Camaraderie 28 ~ Sayang

3.9K 308 19
                                    

"Yellow," sebut Sagara sambil menyentuh beberapa pensil warna yang berada di kotaknya. "Yellow Mama," sambungnya meminta bantuan pada Mamanya untuk mengambilkan warna yang diinginkan.

"No baby, yellow yang ini." Nessa menunjuk pensil warna yang dinginkan anaknya. Tadi Sagara memegang pensil berwarna merah. Terdapat 3 susun pensil warna dalam kotak besar, yang dihadiahi oleh Ibunya untuk Sagara. Tahun ini, banyak sekali hadiah yang diterima putranya dan semua bermanfaat.

Sagara menerima pemberian Mamanya, lalu melanjuti coret mencoret di atas kertas putih berukuran besar, agar meminimalisir coret di dinding. Soalnya Sagara sudah mulai mencoba.

"Led! Led Mamah!" Kali ini anak cowok Nessa memegang pensil warna yang benar sesuai yang disebutkan.

Nessa mengangguk antusias seperti anaknya yang tertawa senang karena benar.

Mas Suami ❤️

Mass, kamu kepengen makan apa untuk makan malam?

Diam-diam Nessa mengirim pesan pada suaminya, karena tidak ingin dilihat oleh Sagara. Pokoknya jangan bermain ponsel di depan Sagara. Bayinya sudah mulai banyak bertanya dan penasaran pada ponsel. Pernah sekali kebablasan di beri ponsel saat makan, kemudian hari berikutnya tidak mau makan kalau tidak dikasih ponsel. Padahal yang di tonton
sama saja seperti yang ada di layar televisi.

"Adek, kan Mama kasih kertas, kenapa lantainya di coret." tegur Nessa santai.

"Antik ko Mama." jawab Sagara fokus pada pekerjaannya mewarnai lantai.

"Nggak cantik, dek. Cantik di kertas."

Tak hanya lantai, kedua kakinya pun Sagara beri warna. Kebetulan pensil warna yang dipegangnya sekarang berbahan cair seperti spidol.

Nessa menghembuskan nafas penuh kesabaran sembari beristighfar.

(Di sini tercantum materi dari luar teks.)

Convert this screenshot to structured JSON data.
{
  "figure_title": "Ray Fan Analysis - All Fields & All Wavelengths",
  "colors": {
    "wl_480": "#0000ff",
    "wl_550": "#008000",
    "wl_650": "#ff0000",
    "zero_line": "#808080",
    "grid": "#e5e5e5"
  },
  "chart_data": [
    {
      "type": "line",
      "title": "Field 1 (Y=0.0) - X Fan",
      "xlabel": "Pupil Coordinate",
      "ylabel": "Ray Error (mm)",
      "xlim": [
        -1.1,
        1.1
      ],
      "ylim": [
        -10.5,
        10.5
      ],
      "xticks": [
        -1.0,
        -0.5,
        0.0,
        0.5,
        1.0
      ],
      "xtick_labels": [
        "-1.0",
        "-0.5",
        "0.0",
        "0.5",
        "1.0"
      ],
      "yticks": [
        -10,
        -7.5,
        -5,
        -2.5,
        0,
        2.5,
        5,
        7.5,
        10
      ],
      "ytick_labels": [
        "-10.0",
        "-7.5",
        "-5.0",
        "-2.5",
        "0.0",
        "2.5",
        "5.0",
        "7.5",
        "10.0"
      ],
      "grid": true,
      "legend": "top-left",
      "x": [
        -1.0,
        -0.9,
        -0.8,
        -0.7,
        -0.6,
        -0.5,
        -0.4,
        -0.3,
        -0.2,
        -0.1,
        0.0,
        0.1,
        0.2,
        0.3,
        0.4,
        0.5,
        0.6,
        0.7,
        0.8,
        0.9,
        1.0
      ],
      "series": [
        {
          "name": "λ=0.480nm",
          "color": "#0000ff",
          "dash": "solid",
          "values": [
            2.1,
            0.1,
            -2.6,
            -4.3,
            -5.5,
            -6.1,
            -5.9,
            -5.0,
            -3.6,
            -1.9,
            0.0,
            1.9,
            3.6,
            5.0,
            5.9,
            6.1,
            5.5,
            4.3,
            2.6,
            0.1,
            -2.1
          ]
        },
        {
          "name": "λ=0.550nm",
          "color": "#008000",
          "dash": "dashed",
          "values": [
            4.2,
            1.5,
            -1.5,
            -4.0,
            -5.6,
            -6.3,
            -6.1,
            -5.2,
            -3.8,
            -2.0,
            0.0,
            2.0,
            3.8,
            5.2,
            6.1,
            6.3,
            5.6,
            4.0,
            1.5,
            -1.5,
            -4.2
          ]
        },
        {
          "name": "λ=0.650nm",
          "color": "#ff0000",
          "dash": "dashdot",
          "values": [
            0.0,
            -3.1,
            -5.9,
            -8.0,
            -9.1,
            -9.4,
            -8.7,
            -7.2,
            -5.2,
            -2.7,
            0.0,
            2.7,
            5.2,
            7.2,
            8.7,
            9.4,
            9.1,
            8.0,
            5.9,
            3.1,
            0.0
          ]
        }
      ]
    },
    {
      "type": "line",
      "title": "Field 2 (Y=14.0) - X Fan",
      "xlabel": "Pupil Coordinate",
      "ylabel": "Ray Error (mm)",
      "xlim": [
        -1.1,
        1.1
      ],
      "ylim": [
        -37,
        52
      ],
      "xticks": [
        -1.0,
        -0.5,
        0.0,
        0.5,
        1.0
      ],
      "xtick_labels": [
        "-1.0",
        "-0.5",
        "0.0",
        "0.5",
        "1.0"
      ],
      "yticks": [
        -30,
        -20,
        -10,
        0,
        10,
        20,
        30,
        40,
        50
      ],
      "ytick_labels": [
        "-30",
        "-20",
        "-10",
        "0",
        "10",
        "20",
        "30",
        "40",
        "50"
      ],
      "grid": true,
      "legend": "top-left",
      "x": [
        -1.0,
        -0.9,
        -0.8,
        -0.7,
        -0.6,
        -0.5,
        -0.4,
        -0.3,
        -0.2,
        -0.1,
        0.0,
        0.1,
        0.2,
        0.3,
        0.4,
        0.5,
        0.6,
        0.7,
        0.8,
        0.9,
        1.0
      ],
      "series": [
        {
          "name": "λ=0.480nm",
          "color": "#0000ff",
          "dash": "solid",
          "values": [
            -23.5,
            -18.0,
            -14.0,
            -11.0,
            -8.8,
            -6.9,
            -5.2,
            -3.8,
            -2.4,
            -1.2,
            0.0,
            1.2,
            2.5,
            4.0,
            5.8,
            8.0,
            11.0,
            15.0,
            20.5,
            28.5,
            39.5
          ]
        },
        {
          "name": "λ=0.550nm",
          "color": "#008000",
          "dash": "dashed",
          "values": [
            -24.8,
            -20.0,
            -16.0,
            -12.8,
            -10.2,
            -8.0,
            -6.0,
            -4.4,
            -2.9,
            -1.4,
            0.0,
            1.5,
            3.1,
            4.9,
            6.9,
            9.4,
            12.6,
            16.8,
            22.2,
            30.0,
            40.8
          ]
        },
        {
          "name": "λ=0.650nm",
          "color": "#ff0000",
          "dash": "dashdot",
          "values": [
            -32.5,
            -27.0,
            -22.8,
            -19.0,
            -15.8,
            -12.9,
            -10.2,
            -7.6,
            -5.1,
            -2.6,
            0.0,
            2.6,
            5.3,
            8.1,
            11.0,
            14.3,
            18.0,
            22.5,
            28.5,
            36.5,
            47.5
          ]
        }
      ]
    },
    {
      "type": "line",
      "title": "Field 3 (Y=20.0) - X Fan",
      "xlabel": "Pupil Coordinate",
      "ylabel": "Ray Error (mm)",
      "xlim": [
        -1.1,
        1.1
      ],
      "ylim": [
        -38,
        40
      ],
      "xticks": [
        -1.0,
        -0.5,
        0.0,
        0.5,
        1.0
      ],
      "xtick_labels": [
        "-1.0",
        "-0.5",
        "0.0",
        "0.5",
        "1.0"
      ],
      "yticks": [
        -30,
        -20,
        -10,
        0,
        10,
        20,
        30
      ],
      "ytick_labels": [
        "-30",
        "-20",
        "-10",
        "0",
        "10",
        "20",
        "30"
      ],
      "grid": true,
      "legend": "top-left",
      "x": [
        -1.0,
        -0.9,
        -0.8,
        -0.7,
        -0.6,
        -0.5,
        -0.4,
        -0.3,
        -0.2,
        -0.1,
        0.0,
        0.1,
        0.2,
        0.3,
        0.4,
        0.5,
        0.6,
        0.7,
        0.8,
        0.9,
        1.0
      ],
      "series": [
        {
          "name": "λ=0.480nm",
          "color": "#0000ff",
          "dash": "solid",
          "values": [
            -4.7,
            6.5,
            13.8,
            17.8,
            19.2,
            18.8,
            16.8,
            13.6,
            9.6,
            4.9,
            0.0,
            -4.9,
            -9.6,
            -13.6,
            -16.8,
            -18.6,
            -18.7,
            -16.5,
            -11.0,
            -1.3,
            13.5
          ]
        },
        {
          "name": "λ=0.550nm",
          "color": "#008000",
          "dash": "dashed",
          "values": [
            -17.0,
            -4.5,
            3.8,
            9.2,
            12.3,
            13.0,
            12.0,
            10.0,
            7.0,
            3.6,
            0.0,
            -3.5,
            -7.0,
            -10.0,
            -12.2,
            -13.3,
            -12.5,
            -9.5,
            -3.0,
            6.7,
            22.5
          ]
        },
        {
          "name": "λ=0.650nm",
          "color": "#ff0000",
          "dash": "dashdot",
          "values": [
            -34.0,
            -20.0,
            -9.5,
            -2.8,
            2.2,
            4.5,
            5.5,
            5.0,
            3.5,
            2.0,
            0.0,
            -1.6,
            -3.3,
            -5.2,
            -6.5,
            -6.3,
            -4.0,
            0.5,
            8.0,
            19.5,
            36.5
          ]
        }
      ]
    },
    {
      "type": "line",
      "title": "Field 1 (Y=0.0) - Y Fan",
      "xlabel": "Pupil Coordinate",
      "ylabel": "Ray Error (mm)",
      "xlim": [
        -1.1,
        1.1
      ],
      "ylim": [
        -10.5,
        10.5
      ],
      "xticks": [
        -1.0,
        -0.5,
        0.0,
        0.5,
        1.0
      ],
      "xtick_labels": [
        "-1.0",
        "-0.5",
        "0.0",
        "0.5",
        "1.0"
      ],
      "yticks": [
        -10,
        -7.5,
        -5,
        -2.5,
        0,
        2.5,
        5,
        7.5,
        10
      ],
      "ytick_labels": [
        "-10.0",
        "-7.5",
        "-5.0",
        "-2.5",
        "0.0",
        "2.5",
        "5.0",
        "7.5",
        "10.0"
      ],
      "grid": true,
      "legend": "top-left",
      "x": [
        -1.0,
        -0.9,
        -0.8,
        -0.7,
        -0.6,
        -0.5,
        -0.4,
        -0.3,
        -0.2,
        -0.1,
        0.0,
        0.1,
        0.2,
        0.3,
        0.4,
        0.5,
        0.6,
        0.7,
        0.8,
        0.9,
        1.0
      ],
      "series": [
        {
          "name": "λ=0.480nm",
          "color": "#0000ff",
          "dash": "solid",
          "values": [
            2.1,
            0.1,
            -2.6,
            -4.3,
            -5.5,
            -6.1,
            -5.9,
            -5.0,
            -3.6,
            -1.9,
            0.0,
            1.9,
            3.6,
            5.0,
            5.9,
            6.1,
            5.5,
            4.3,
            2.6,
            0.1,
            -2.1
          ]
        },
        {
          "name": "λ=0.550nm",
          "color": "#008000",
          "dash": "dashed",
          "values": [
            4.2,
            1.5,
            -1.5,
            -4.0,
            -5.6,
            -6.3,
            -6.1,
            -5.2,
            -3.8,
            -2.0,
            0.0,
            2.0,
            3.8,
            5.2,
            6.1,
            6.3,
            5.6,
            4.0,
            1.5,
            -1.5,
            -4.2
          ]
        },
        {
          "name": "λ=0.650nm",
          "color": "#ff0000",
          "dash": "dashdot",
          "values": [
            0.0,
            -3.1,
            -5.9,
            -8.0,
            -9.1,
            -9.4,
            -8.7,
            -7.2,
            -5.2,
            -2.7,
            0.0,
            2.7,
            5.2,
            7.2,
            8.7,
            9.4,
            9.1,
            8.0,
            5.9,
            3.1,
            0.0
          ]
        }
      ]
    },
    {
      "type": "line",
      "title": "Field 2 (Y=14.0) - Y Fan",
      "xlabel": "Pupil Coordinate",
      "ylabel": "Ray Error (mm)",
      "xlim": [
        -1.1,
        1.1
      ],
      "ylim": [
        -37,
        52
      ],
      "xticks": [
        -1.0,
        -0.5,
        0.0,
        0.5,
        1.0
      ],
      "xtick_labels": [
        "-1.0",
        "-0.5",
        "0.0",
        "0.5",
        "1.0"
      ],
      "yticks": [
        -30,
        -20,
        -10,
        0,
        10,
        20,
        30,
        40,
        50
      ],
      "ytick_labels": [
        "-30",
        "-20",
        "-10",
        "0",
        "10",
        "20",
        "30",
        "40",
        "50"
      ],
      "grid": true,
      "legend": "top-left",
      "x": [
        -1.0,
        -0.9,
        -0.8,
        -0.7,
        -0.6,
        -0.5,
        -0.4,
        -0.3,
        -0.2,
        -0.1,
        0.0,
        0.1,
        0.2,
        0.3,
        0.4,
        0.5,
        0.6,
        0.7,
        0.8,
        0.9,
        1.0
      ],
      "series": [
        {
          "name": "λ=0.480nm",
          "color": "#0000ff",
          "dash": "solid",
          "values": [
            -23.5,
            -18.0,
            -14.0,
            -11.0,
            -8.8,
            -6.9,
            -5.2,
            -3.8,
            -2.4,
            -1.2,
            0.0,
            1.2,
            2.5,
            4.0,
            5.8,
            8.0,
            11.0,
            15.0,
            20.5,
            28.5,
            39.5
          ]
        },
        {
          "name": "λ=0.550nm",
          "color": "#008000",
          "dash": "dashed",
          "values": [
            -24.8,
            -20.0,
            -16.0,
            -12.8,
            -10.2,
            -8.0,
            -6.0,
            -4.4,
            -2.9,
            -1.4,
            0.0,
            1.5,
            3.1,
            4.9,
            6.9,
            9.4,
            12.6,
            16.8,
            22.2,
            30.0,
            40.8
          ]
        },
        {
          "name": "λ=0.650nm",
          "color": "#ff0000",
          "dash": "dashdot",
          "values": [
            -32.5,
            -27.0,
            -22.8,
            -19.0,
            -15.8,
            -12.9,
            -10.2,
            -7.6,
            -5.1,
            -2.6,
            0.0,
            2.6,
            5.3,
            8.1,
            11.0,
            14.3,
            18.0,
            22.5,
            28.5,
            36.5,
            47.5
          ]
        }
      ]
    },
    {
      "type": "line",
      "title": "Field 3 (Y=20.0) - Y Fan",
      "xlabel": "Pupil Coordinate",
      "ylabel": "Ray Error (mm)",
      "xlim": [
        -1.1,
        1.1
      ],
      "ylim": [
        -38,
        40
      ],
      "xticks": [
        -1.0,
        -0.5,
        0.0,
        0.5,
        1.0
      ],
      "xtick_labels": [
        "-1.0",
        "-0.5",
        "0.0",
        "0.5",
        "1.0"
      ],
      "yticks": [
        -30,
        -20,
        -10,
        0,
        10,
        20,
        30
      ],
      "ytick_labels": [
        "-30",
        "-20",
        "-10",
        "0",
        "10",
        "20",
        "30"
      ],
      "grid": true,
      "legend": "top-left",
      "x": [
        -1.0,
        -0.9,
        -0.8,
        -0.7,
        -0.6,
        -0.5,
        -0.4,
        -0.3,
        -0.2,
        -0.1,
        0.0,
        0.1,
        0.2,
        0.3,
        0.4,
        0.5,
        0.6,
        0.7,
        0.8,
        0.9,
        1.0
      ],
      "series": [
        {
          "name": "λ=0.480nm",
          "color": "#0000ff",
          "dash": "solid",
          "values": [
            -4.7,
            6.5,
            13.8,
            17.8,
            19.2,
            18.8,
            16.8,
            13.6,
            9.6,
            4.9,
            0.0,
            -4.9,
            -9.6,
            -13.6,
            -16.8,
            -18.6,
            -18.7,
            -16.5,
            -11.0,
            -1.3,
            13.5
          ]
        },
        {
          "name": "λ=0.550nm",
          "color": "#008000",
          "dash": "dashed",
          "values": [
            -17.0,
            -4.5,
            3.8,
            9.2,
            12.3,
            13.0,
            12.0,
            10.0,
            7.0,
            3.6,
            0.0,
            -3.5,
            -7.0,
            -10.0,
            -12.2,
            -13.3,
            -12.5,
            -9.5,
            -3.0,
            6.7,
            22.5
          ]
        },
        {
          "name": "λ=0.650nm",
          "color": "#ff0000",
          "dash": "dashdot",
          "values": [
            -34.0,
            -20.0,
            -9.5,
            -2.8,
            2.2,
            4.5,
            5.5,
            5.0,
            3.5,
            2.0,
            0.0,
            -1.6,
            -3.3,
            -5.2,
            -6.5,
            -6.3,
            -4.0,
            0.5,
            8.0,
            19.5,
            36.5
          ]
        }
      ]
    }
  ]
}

"Aladzim," sahut Sagara meniru Mamanya.

"Habis main, mandi sore ya. Bentar lagi Papa pulang lho." ujar Nessa membiarkan anaknya melakukan apapun dengan pensil warna. Ia pergi ke dapur, melihat persediaan bahan masak untuk masak makan malam. Sebenarnya Ia sendiri bingung mau makan apa makanya bertanya dengan Raihan yang sampai sekarang tak kunjung ada balasan.

"Mama haus," ternyata Sagara menyusul ke dapur.

"Dek Sagara mau jadi seniman ya?" tanya Bude tertawa geli setelah melihat tubuh Sagara penuh warna.

"Yang ngin Mama." protes Sagara mengindahkan pertanyaan dari Bude. Lalu, "No De." jawabnya menggelengkan kepala.

Nessa mengambil air putih yang dingin, untuk sang tuan kecil.

"Makaccsih Mama," ucap Sagara langsung meminum air dingin yang dipintanya.

"Kalau nggak jadi seniman, jadi dokter kayak Papanya adek Sagara ya?" Bude masih ingin bertanya pada Sagata.

Sagara mengangguk. "Ya Papa."

"Nggak mau kayak Mama?" timpal Nessa.

"No." tak perlu berpikir, kata tidak, lolos begitu saja dari bibir mungil putranya. Lagian Nessa jadi apa yang harus diikuti oleh Sagara?

Bude terkekeh, "Kayak ngerti ya Mba,"

"Kan Sagara udah gede, bude." balas Nessa mencium gemas pipi anaknya.

****

"Papa lama Mama.." ucap Sagara sudah mengantuk namun tidak mau diajak tidur dikamarnya. Balita itu mau menunggu Papanya pulang. Sekarang, mereka menunggu di ruang keluarga sembari menonton tayangan kartun.